Washington – President Biden and the Justice Department on Monday announced new measures aimed at cracking down on gun crimes, including a rule targeting the manufacture and sale of so-called “ghost guns,” or guns. homemade firearms that lack serial numbers and are difficult to trace. The new rule will require ghost guns, which can be made with 3D printers or sold as assembly kits, to be treated like other firearms made and sold in the United States.
“This is going to help save lives, reduce crime and get more criminals off the streets,” Biden said in a White House speech. “If you commit a crime with a ghost weapon, expect federal prosecution.”
The president also called on Congress to do more to address gun violence, including passing universal background checks and banning assault weapons and high-capacity magazines. “I know it’s controversial but I did it once,” he said. Democratic efforts in Congress to enact tougher gun laws have dragged on for years.
Under the rule issued by the Department of Justice, commercial manufacturers of ghost gun assembly kits will now be required to include serial numbers. Sellers will also need to be federally licensed, conduct background checks before selling a homemade gun kit, and keep records of purchases for as long as they are in business. The current rule allows sellers to purge registrations after 20 years.
Vice President Kamala Harris, a former prosecutor, noted that phantom weapons pose “an especially serious threat to the safety of our communities” because of their ease of obtaining and difficulty of tracing.
“We call them ghost guns because they can’t be found, but make no mistake, they’re real,” Deputy Attorney General Lisa Monaco said. “They can shoot to kill, and they do.”
Mr Biden picked up a prop gun kit next to his desk, noting how easy they are to assemble.
“It’s the weapon,” he said. “It’s not hard to put together… It doesn’t take very long. Anyone can order it.”
The president also introduced Steve Dettelbach as his new candidate to lead the Bureau of Alcohol, Tobacco, Firearms and Explosives (ATF). A former U.S. attorney for the Northern District of Ohio, Dettelbach would be the ATF’s first permanent director since 2015 if confirmed by the Senate. The White House was forced tobecause of concerns from lawmakers.
“Law enforcement is very hard work, and no person or agency is perfect. But the President is right: the men and women of the ATF and the public they protect deserve better support. from us,” Dettelbach said in brief remarks. “I’ve seen firsthand the work so many people at the ATF do to protect us from violence. They’re dedicated, they’re professional, and they’re effective.”
In 2018, Dettelbach lost his run for Ohio attorney general. During the campaign, he advocated for universal background checks on those who want to buy guns, restoring the ban on assault weapons and restricting guns for people with serious problems. mental health, according to WOSU.

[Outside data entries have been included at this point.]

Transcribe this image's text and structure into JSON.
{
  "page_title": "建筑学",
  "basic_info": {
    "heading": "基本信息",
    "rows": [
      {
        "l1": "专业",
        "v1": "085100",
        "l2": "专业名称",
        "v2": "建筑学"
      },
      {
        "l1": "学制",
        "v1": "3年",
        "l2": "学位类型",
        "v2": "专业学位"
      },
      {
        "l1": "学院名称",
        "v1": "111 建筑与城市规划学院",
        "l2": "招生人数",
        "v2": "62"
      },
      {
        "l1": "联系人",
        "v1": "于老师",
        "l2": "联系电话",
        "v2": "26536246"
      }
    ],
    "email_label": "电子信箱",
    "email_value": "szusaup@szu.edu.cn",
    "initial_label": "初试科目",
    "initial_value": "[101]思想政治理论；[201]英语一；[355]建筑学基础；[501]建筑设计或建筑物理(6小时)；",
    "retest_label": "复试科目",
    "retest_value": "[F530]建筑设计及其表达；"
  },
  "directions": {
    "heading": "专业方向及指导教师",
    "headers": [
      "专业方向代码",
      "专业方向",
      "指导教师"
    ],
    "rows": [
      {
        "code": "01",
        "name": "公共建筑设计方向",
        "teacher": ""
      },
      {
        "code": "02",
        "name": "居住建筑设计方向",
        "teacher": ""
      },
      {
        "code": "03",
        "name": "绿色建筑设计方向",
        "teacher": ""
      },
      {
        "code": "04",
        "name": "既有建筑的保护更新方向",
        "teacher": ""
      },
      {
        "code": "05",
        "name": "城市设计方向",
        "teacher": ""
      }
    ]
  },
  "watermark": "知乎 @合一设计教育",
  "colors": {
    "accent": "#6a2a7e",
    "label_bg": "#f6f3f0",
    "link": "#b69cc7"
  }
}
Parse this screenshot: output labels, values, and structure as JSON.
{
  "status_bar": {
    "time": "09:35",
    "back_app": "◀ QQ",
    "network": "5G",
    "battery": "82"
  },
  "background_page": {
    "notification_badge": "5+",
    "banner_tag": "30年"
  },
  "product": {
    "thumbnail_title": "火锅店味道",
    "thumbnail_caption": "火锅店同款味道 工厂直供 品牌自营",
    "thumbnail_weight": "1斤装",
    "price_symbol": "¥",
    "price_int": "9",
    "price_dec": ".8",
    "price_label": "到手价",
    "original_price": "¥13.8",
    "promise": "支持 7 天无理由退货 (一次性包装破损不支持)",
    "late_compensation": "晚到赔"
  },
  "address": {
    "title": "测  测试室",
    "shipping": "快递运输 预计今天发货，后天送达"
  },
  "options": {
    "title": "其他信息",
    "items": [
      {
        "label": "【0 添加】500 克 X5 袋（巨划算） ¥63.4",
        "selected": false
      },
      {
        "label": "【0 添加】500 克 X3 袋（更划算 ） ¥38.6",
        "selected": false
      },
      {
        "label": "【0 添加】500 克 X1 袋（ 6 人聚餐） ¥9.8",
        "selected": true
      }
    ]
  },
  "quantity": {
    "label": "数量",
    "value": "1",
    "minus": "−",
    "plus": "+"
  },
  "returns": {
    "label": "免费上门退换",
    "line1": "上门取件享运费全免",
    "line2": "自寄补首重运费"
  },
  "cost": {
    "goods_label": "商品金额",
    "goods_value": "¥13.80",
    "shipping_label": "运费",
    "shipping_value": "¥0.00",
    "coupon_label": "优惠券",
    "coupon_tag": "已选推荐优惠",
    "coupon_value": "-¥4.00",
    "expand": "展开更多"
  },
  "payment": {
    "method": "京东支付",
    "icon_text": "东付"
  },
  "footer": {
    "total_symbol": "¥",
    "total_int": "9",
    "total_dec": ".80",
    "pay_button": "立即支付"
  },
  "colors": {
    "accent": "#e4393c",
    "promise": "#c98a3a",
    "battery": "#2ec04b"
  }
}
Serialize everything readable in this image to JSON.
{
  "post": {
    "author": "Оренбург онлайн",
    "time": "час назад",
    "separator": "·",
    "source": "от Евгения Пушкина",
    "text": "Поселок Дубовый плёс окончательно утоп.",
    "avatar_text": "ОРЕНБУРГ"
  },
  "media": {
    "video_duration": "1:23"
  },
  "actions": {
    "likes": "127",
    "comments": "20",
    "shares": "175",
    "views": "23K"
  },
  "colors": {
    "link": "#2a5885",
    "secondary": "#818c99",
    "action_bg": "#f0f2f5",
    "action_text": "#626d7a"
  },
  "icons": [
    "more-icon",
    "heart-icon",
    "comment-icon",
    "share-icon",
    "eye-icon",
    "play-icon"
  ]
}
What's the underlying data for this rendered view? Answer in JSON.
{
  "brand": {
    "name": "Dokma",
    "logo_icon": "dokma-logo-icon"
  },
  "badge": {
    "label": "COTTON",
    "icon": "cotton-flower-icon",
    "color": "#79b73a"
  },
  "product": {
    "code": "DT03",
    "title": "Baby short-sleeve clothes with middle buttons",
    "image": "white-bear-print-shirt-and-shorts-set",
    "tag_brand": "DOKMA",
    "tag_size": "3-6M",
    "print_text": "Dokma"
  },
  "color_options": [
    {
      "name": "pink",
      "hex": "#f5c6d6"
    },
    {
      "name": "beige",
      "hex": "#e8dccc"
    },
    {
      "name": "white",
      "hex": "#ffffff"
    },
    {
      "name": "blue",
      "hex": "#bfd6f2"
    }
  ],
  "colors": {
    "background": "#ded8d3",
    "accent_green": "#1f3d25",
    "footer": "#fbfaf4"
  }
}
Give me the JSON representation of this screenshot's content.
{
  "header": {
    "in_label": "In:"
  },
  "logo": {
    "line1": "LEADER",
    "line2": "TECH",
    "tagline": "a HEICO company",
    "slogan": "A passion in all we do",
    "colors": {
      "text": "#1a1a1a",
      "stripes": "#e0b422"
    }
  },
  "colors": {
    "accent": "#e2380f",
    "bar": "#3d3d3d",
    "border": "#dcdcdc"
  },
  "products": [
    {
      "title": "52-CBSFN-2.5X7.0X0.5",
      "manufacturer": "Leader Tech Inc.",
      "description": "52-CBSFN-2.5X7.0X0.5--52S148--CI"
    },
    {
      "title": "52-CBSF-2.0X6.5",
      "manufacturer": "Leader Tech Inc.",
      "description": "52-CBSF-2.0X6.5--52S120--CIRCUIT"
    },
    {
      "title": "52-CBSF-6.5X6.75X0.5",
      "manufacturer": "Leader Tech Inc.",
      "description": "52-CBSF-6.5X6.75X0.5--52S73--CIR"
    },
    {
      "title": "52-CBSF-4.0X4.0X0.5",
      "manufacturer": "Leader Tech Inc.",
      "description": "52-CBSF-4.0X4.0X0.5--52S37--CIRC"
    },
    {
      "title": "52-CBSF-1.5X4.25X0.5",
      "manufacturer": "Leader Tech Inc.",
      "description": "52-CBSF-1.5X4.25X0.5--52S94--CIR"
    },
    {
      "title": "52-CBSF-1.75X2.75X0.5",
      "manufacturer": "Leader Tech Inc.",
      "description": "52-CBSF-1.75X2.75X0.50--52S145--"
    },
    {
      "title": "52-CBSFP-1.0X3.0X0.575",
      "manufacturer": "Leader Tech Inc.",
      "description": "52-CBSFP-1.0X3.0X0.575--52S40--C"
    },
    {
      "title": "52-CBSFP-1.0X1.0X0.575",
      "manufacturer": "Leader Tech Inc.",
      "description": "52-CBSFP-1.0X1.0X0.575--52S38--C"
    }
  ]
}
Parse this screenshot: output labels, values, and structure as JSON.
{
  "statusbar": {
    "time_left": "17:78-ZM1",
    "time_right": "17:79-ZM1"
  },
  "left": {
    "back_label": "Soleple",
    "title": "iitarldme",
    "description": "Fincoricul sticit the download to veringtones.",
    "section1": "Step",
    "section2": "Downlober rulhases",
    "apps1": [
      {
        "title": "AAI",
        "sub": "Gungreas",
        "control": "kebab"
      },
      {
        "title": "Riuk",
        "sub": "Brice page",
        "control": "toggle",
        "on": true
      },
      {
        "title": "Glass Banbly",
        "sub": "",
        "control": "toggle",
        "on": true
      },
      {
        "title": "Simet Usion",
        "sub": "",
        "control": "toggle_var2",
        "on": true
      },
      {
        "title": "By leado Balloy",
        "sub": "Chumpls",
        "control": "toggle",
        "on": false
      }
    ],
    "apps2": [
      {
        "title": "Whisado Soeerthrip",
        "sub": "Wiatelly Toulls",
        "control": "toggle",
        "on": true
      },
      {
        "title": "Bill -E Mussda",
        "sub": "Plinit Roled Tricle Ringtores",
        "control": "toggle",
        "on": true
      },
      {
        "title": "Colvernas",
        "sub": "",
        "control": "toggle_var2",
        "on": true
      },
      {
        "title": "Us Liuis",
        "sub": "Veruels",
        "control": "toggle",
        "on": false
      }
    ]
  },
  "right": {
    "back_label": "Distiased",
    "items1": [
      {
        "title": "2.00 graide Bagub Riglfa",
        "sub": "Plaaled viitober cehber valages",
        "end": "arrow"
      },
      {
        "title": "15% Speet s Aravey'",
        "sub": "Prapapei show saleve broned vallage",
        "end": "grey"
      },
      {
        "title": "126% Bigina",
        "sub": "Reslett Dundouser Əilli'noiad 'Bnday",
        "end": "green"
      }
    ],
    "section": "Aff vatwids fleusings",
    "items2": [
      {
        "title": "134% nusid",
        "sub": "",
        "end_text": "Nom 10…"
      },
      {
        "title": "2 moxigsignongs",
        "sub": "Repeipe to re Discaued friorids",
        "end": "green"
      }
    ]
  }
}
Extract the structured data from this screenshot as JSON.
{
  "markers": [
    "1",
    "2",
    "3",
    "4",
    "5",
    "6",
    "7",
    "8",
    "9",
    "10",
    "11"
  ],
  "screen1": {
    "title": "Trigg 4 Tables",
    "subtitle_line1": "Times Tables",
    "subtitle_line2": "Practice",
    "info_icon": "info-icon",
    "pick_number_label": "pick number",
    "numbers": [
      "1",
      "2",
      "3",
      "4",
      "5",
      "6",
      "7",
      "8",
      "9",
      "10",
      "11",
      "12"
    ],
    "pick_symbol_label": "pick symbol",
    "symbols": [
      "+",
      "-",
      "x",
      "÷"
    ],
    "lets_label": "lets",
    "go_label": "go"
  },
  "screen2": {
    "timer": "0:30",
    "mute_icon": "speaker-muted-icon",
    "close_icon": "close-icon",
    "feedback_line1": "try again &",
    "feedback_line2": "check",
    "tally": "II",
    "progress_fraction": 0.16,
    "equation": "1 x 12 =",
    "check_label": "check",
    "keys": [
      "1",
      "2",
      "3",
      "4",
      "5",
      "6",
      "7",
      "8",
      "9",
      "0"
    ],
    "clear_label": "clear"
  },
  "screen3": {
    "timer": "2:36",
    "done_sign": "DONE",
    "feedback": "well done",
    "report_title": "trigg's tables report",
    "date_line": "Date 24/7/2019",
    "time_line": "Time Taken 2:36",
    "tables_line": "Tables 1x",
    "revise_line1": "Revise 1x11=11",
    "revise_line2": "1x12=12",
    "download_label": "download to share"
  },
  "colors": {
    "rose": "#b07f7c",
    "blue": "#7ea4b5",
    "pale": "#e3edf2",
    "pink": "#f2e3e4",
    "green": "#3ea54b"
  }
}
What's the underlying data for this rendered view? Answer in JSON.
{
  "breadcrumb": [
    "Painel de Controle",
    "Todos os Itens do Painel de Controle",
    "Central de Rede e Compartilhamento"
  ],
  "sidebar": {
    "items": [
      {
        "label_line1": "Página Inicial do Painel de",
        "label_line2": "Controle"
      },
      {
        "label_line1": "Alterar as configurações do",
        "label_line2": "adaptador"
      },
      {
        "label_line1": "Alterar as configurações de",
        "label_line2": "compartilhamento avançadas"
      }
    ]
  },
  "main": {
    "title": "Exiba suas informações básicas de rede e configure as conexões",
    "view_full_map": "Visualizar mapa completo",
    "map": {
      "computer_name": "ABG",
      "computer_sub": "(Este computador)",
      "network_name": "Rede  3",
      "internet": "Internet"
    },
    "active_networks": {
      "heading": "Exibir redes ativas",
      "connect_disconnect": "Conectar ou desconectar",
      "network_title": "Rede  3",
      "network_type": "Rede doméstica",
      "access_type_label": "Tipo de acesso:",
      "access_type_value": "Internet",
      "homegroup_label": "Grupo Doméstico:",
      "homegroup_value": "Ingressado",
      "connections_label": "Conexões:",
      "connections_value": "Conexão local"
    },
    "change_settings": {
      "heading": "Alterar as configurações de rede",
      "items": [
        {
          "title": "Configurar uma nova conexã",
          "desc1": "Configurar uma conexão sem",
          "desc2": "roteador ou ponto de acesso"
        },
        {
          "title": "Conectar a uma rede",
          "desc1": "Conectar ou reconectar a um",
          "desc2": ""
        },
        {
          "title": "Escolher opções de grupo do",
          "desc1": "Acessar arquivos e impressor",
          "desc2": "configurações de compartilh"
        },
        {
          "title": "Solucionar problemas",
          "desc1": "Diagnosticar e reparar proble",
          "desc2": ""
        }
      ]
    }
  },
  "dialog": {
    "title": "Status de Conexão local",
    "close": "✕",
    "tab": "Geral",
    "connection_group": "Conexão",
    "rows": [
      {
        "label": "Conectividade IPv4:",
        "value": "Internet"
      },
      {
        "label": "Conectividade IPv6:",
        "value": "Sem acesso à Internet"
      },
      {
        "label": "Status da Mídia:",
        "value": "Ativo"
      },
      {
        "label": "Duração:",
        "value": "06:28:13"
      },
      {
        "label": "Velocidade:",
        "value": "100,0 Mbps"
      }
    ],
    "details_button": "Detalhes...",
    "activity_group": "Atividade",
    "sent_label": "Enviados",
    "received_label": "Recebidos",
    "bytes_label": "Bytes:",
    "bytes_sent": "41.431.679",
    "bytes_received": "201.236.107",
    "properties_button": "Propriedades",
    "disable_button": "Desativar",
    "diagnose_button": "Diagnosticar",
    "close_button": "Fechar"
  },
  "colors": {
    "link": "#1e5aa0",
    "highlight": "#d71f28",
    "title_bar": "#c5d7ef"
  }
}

“[Dettelbach] should be a non-controversial candidate because he has a long history in law enforcement,” a senior administration official said Sunday.
Mr Biden initially tapped David Chipman to lead the agency but withdrew the nomination after several Republican lawmakers and Senator Angus King, an independent who caucus with Democrats, voiced their opposition to the choice. After his nomination was withdrawn, Chipmanfor their opposition, telling “CBS Evening News” anchor and editor Norah O’Donnell that the gun industry “profits from gun violence itself”.
During a briefing for reporters on the new ghost gun rule on Sunday, a senior administration official said the ATF was able to trace less than 1% of the roughly 45,000 ghost guns recovered during investigations. between January 2016 and December 2021. Nearly 700 of the incidents were homicides or attempted homicides, the official said.
A senior administration official said the rule “operates within the legal limits of the Constitution.” It comes a year after the Biden White House tasked the Justice Department with investigating such weapons after mass shootings inand in 2021.
“Ghost weapons look like a gun, they shoot like a gun and kill like a gun, but so far they haven’t been regulated as a gun,” said John Feinblatt , president of Everytown for Gun Safety. Feinblatt expressed confidence in Biden’s new ATF nominee “to lead a top-down overhaul of the agency.”
Ghost guns have recently been cited by police chiefs and metropolitan politicians as one of the causes of rising crime rates across the country.
“In New York in 2019, we recovered 47 ghost guns. In 2020, we recovered 150 ghost guns. In 2021, that number increased to 375. And so far in 2022, we have 85 compared to 20 in the last year,” NYPD Intelligence Chief Tom Galati said last month. “That’s a 325% increase in ghost gun seizures since last year.”
But phantom guns are only used in a fraction of crimes committed with firearms. About 12% of firearms seized by the NYPD so far this year have been phantom guns, according to the New York Post, although data is limited due to the difficulty in tracing them.
In apublished on Sunday, Americans ranked crime the third highest priority – after the economy and inflation – that they believe Mr. Biden and his administration should tackle.